Tamamen İsrail-Vahhabi senaryosu kokan iddianın devamı savaş nedeni sayılacak sözler. Suriye’deki savaşı Sünni Alevi savaşı gibi gösterme gayretinde olan kaynağı belirsiz habere göre, Esad askerlerinin yanı sıra, Sünni Müslümanları öldürenlerin arasında İran'ın Devrim muhafızları ile birlikte Türkiye'den giden Nusayri ve Alevilerinde olduğu devlet tarafından belgelendirilmiş durumda.

MİT ve Ordu içindeki Alevilerin açıkça hedef gösterildiği satırın ise her yerinden şeytenet kaynıyor.

Yine iddiaya göre bölgede görev yapan önemli bir yetkili; '' Türkiye'de MİT ve Ordu içerisinde hem de devlet içerisinde önemli bir Nusayri yapılanması var. Ayrıca medya da önde olan Esad taraftarlarına iyi bakılmalı. Bu isimlerin aniden İslamcı İran, Komünist Çin ve Rusya yanlısı olmaları bir tesadüf değil.''

REYHANLI'DAKİ HER HAREKETTEN HABER ALIYORLAR

Bölgeyi çok iyi bilen devlet görevlisi ise; ''Sınırdaki karakol etrafında cereyan eden her gelişmenin, bir gün sonra sadece Esad yanlısı medyada yer alması bir rastlantı olarak değerlendirilmemeli.''

Birçok defa yaralı Suriyelilere ambulans gönderilmedi, köy halkının yardımı olmasa bu konuda ciddi sıkıntılar yaşanabileceğini belirten yetkili, şuan için Suriyeli muhaliflere en çok zorluk çıkaranlardan birinin bölgedeki üst düzey bir komutan olduğunu iddia ediyor.

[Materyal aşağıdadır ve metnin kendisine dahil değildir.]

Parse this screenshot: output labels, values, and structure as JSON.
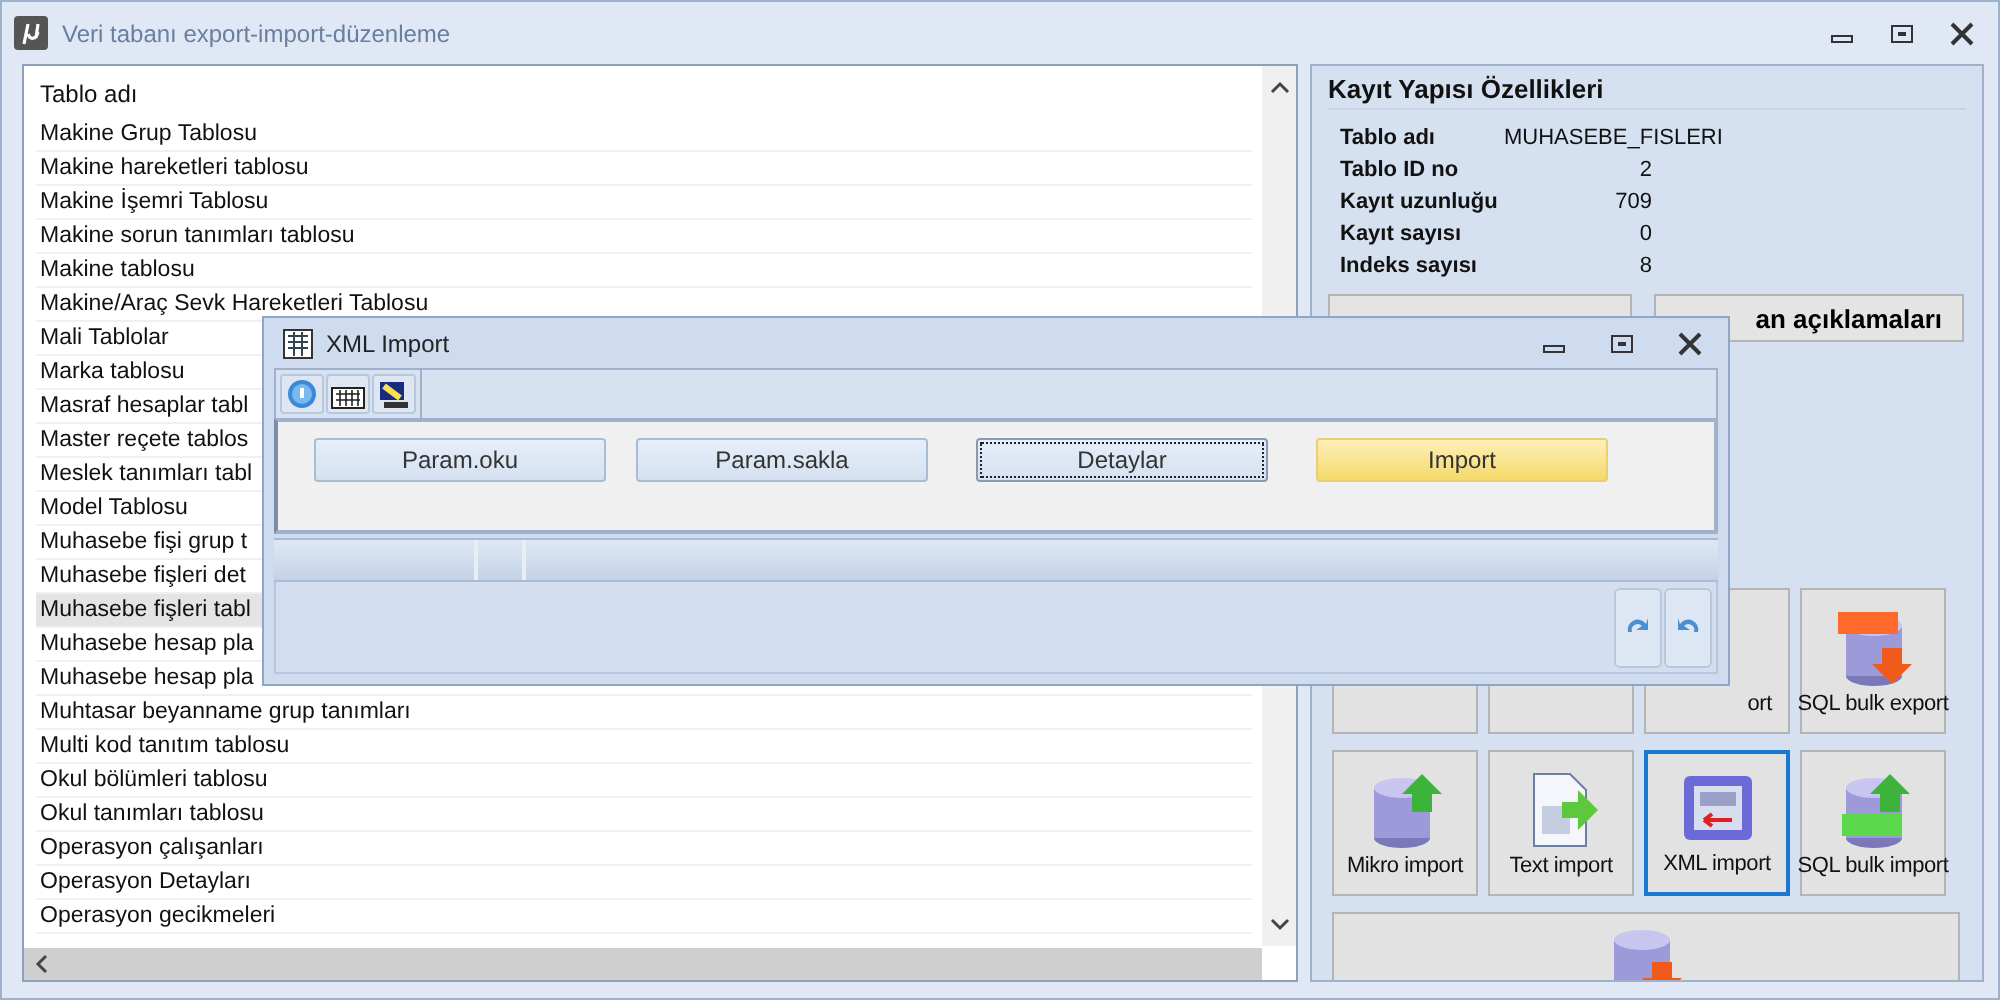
{
  "window": {
    "title": "Veri tabanı export-import-düzenleme"
  },
  "table": {
    "column": "Tablo adı",
    "rows": [
      {
        "name": "Makine Grup Tablosu",
        "selected": false
      },
      {
        "name": "Makine hareketleri tablosu",
        "selected": false
      },
      {
        "name": "Makine İşemri Tablosu",
        "selected": false
      },
      {
        "name": "Makine sorun tanımları tablosu",
        "selected": false
      },
      {
        "name": "Makine tablosu",
        "selected": false
      },
      {
        "name": "Makine/Araç Sevk Hareketleri Tablosu",
        "selected": false
      },
      {
        "name": "Mali Tablolar",
        "selected": false
      },
      {
        "name": "Marka tablosu",
        "selected": false
      },
      {
        "name": "Masraf hesaplar tabl",
        "selected": false
      },
      {
        "name": "Master reçete tablos",
        "selected": false
      },
      {
        "name": "Meslek tanımları tabl",
        "selected": false
      },
      {
        "name": "Model Tablosu",
        "selected": false
      },
      {
        "name": "Muhasebe fişi grup t",
        "selected": false
      },
      {
        "name": "Muhasebe fişleri det",
        "selected": false
      },
      {
        "name": "Muhasebe fişleri tabl",
        "selected": true
      },
      {
        "name": "Muhasebe hesap pla",
        "selected": false
      },
      {
        "name": "Muhasebe hesap pla",
        "selected": false
      },
      {
        "name": "Muhtasar beyanname grup tanımları",
        "selected": false
      },
      {
        "name": "Multi kod tanıtım tablosu",
        "selected": false
      },
      {
        "name": "Okul bölümleri tablosu",
        "selected": false
      },
      {
        "name": "Okul tanımları tablosu",
        "selected": false
      },
      {
        "name": "Operasyon çalışanları",
        "selected": false
      },
      {
        "name": "Operasyon Detayları",
        "selected": false
      },
      {
        "name": "Operasyon gecikmeleri",
        "selected": false
      }
    ]
  },
  "properties": {
    "title": "Kayıt Yapısı Özellikleri",
    "items": [
      {
        "label": "Tablo adı",
        "value": "MUHASEBE_FISLERI",
        "kind": "text"
      },
      {
        "label": "Tablo ID no",
        "value": "2",
        "kind": "number"
      },
      {
        "label": "Kayıt uzunluğu",
        "value": "709",
        "kind": "number"
      },
      {
        "label": "Kayıt sayısı",
        "value": "0",
        "kind": "number"
      },
      {
        "label": "Indeks sayısı",
        "value": "8",
        "kind": "number"
      }
    ],
    "buttons": [
      "an açıklamaları"
    ]
  },
  "tools": [
    {
      "kind": "hidden",
      "selected": false
    },
    {
      "kind": "hidden",
      "selected": false
    },
    {
      "kind": "cut",
      "label": "ort",
      "selected": false
    },
    {
      "kind": "sql-export",
      "label": "SQL bulk export",
      "selected": false
    },
    {
      "kind": "db-import",
      "label": "Mikro import",
      "selected": false
    },
    {
      "kind": "text-import",
      "label": "Text import",
      "selected": false
    },
    {
      "kind": "xml-import",
      "label": "XML import",
      "selected": true
    },
    {
      "kind": "sql-import",
      "label": "SQL bulk import",
      "selected": false
    },
    {
      "kind": "db-export",
      "selected": false
    }
  ],
  "dialog": {
    "title": "XML Import",
    "buttons": [
      {
        "label": "Param.oku",
        "focused": false,
        "default": false
      },
      {
        "label": "Param.sakla",
        "focused": false,
        "default": false
      },
      {
        "label": "Detaylar",
        "focused": true,
        "default": false
      },
      {
        "label": "Import",
        "focused": false,
        "default": true
      }
    ]
  }
}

Tespitimizin doğruluğuna başka bir kanıt yine üsteki cümle. Haber kaynağının kim olduğu belli olmazken, Türkiye’nin başına örülmek istenen çorabın ve tam bir Alevi-Sünni geriliminin alt yapısını hazırlar cinsten. Adı-şanı belirsiz kaynak şöyle diyor:

''Bölgedeki Esad taraftarı olan Nusayriler sürekli olarak Suriye istihbaratı ile kontak halinde. Bu yapının devlet içerisinde çok önemli bağlantıları var. Türkiye'nin yapacağı hamleleri önceden öğrenme imkânına sahipler.

Türkiye'ye kaçmış Suriyeli muhaliflerin arasına girerek kaos çıkarmak için çalışma yapabilirler. Muhaliflerin kaldığı kampta çıkan yangına ve sonrasındaki kargaşaya iyi bakılmalı. Devamının gelmesini isteyenler olacaktır. Zira Esad'in beyin takımının ölümünden sorumlu gördüğü Türkiye için intikam alacağı artık sır değil.”

Bütün bu iddialara bakılmalı, özellikle bu kaynak çok iyi araştırılmalıdır. İddianın arkasında İsrail-Suudi ittifakının şer odakları olup olmadığına iyi bakılmalıdır.